A research group at Uppsala University has developed a simple and effective artificial blood-brain barrier model that can be used to determine how well antibody-based therapies can enter the brain. Today animal experimentation is the most common method for testing an antibody’s function and the new model could reduce the need for animal testing.
Protein-based biopharmaceuticals or biologics, such as antibodies, are promising therapeutic tools to specifically target clumps of protein found in neurodegenerative diseases such as Alzheimer’s disease and Parkinson Disease. However, the blood-brain barrier (BBB) provides a significant hurdle when trying to deliver biologics to areas of the brain to stop these large molecules causing disease.
Greta Hultqvist’s research group at Uppsala University has recently published an article in Molecular Pharmaceutics highlighting the development of an artificial BBB model that can be used to determine how well antibody-based therapies can enter the brain.
One of the most effective ways of delivering large antibodies into the brain is to piggyback existing pathways within the body that are designed to deliver essential molecules. Antibodies can be re-designed to essentially trick the BBB into thinking the antibody needs to enter the brain via an existing pathway. Animal experimentation is the most common method for testing whether an antibody can penetrate the BBB. However, aside from the cost in terms of time and money, there is an ethical requirement to reduce the amount of animal experiments. The artificial BBB model developed by the Hultqvist group can now instead be used to validate the antibody’s ability to cross the BBB.
“There are many different cell culture-based BBB models published, but most try to mimic the complex functions of the BBB, making them harder to work with when compared to the artificial BBB model we have developed that primarily focuses on studying how biologics are transported,” says Jamie Morrison, lecturer at the Department of Pharmacy at Uppsala University.

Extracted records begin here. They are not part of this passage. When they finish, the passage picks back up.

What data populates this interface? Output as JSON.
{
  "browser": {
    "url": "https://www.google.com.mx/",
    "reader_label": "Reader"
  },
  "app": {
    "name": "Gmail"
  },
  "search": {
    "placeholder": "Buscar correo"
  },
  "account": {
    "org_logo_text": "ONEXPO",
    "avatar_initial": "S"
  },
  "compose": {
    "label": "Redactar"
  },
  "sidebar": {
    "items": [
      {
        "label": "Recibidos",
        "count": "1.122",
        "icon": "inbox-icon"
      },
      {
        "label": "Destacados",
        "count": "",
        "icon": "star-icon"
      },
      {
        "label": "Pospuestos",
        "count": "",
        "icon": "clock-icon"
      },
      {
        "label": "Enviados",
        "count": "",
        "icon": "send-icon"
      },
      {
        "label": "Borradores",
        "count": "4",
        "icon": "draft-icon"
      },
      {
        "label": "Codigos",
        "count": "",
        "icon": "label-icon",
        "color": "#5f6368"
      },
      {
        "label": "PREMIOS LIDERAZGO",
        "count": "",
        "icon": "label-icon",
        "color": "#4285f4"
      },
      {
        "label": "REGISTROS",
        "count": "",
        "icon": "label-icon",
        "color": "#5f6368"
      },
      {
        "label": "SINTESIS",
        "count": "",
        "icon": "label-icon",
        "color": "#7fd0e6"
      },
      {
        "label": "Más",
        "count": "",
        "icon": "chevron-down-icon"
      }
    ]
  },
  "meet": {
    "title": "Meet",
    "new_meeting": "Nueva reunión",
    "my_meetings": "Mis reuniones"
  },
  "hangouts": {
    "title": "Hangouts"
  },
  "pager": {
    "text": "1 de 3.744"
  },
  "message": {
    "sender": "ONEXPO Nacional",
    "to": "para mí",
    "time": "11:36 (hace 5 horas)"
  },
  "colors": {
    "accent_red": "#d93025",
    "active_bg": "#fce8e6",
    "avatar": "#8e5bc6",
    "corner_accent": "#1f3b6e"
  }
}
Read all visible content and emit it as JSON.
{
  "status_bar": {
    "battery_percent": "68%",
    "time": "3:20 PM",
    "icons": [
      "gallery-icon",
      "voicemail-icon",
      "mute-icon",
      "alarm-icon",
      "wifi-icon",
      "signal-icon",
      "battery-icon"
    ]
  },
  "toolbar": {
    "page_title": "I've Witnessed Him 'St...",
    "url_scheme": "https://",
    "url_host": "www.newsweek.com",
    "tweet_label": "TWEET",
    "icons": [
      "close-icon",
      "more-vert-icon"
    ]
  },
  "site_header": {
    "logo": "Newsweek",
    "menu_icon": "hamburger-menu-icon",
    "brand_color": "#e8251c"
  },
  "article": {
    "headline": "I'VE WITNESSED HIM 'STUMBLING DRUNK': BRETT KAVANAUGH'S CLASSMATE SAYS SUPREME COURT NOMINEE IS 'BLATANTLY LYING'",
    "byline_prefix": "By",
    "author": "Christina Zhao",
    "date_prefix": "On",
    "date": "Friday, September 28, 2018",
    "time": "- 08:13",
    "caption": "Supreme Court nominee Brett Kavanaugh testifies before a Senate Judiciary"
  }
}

“Our goal was to develop a robust and simple mouse cell culture model system, where multiple antibodies could be tested in a relatively short period of time. Our results show a clear distinction between antibodies that are able to cross the BBB and those that cannot. Our findings from the new model have been validated in mice,” says Morrison.
The research group has also developed a new in-house designed antibody that has been shown to have a better uptake into the brain compared to traditional antibodies. The new antibody was tested using the artificial BBB model and later confirmed in mice studies. The new antibody was presented in Journal of Neuroscience.
“We validated the results using the artificial BBB model multiple times, but it was still somewhat surprising to see just how well the results mimicked what we saw when conducting brain uptake studies in mice using our antibody. It was exciting to see a significant improvement in brain uptake using the new antibody format,” says Nicole Metzendorf, researcher at the Department of Pharmacy at Uppsala University and first author on the antibody study.
Even though the artificial BBB model is new, it has already become ingrained in many of the new research projects within the research group.
“The assay will no doubt enhance the pre-clinical development of methods to deliver large antibody-based biologics across the BBB and into the brain, providing hope to those suffering from neurodegenerative disorders,” says Morrison.